I have an application that is ~40 docker containers varying from NoSQL, RDBMS, C applications, Go apps, Python and so on, orchestrated using Kubernetes
, Its all running on GCP
. With a GLB(Load Balancer) at the frontend.
Now if I create a lot of replicas and give a lot of resources to these applications then everything runs properly. But if I give just enough resources then the frontend sometimes loads very slowly, the web application becomes unresponsive for sometime and then mysteriously comes back up again.
All this happens with no pod evictions or restarts.
When this happens I can see that the CPU/Memory are at 50%, so resources are not exhausted.
How to a go about debugging what is the reason for slowness?

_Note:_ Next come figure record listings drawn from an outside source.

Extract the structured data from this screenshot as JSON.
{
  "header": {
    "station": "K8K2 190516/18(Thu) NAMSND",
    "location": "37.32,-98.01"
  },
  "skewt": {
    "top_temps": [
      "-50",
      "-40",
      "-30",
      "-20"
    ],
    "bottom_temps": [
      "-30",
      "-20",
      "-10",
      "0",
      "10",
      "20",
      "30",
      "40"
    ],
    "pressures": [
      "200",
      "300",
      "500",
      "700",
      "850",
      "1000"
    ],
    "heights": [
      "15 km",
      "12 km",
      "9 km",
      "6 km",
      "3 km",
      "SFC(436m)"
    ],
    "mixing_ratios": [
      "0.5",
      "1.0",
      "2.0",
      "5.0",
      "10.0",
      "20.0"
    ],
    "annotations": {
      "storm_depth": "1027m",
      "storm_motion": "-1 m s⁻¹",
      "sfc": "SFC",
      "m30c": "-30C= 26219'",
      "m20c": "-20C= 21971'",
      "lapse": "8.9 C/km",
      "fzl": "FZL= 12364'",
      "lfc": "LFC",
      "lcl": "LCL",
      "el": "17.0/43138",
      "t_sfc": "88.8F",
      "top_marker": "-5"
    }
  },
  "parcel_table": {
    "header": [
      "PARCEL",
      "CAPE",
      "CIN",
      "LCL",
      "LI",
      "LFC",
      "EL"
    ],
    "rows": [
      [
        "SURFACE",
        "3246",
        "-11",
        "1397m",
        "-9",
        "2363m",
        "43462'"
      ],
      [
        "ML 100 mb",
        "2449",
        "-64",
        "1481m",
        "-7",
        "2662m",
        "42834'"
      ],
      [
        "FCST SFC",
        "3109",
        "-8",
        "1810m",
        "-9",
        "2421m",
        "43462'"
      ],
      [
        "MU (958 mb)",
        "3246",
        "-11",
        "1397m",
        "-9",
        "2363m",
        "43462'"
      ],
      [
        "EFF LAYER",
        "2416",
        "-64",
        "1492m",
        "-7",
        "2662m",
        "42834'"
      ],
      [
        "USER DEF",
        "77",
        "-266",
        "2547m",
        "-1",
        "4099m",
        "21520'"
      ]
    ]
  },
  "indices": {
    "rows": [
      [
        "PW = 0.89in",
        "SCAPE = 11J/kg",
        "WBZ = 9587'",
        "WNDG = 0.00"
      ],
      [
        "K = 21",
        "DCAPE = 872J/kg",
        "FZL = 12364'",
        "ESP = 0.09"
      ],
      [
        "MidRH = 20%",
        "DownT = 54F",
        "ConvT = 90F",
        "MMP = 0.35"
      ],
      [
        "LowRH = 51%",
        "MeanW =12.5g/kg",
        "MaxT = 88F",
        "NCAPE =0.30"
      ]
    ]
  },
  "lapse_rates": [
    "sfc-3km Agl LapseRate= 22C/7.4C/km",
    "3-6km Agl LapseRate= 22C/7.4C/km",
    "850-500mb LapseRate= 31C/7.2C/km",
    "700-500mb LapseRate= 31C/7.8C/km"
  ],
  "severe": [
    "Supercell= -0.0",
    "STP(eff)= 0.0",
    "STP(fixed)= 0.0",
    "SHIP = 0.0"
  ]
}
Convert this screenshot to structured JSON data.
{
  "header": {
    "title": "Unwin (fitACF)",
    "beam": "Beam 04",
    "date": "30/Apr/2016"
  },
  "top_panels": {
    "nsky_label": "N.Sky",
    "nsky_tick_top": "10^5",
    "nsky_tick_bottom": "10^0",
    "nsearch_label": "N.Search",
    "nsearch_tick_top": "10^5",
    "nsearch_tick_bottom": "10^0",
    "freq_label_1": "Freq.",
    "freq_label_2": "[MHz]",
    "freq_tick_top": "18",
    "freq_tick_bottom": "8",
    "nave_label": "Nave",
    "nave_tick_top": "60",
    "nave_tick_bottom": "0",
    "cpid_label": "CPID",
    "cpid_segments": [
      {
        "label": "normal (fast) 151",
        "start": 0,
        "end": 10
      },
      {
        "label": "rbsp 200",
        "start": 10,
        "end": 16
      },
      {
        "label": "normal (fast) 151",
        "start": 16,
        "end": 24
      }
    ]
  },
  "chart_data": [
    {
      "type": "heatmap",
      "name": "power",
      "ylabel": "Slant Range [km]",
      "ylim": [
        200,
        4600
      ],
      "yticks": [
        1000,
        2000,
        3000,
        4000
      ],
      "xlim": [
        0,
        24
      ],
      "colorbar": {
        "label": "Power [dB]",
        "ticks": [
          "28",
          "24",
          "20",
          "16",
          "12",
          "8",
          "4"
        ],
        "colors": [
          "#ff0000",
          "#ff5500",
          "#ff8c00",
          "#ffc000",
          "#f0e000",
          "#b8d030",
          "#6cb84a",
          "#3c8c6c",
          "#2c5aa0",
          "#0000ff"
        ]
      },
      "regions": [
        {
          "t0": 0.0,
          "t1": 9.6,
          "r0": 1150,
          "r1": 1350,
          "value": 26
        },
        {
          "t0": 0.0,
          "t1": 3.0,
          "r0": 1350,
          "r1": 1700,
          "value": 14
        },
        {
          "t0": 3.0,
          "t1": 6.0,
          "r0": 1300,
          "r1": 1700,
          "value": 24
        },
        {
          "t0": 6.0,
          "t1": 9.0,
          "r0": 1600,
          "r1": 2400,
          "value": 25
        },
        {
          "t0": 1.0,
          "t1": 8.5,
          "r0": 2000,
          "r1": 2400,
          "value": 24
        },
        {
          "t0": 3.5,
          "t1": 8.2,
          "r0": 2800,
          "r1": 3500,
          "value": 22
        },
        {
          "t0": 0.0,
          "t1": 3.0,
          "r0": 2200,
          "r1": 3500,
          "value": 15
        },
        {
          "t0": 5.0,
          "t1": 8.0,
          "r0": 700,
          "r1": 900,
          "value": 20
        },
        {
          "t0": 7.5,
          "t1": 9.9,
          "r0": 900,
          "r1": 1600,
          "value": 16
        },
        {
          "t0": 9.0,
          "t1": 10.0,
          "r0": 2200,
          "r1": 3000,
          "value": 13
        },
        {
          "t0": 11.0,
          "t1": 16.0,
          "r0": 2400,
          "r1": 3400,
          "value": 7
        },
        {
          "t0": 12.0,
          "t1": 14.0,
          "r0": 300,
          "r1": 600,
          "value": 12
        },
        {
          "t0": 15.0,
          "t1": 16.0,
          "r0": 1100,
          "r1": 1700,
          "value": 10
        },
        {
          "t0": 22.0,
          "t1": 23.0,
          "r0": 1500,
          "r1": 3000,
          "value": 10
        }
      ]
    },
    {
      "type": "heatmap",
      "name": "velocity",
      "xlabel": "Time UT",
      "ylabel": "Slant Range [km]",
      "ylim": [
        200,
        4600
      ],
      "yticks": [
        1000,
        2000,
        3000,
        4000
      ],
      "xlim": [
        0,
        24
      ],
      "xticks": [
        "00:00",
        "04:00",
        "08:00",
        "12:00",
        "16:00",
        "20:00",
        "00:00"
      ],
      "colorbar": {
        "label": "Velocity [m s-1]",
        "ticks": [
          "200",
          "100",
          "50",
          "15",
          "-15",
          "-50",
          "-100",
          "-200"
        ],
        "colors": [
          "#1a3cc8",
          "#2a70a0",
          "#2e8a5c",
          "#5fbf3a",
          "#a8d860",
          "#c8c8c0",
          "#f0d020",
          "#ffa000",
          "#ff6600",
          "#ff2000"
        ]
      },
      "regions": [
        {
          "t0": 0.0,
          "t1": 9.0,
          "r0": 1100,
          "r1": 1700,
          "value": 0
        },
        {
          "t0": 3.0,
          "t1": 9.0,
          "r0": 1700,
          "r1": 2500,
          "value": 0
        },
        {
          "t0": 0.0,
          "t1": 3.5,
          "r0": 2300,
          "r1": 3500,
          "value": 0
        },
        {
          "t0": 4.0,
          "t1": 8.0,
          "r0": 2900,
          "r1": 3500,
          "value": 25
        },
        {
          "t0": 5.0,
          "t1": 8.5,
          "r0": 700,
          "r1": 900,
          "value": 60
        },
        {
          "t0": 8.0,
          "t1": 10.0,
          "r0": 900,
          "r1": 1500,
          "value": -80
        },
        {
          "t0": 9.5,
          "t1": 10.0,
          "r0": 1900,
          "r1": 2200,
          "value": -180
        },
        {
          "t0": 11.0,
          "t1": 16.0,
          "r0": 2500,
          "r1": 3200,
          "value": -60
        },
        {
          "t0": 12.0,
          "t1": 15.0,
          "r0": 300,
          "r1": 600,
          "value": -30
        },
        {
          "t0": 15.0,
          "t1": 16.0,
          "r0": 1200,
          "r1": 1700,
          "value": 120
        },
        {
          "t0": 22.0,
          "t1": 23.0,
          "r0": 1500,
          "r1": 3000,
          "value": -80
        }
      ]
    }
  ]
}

How to I calibrate which application requires how mush of resources?
You haven't mentioned about any monitoring tools implemented in Kubernetes cluster that you can use to check overall cluster performance or check application resource usage.
All the monitoring aspects based on the metrics characteristics, therefore Kubernetes offers Resource metrics pipeline gathered by metrics-server or Full metrics pipeline for some more advanced metrics and Prometheus is a good example for that approach.
For GCP related environments you can use Stackdriver logging with lots of monitoring features and appropriate group of metrics.
Therefore, I would start from checking monitoring metrics from underlying Kubernetes resources in order to collect measurements and take necessary actions to improve total cluster productivity.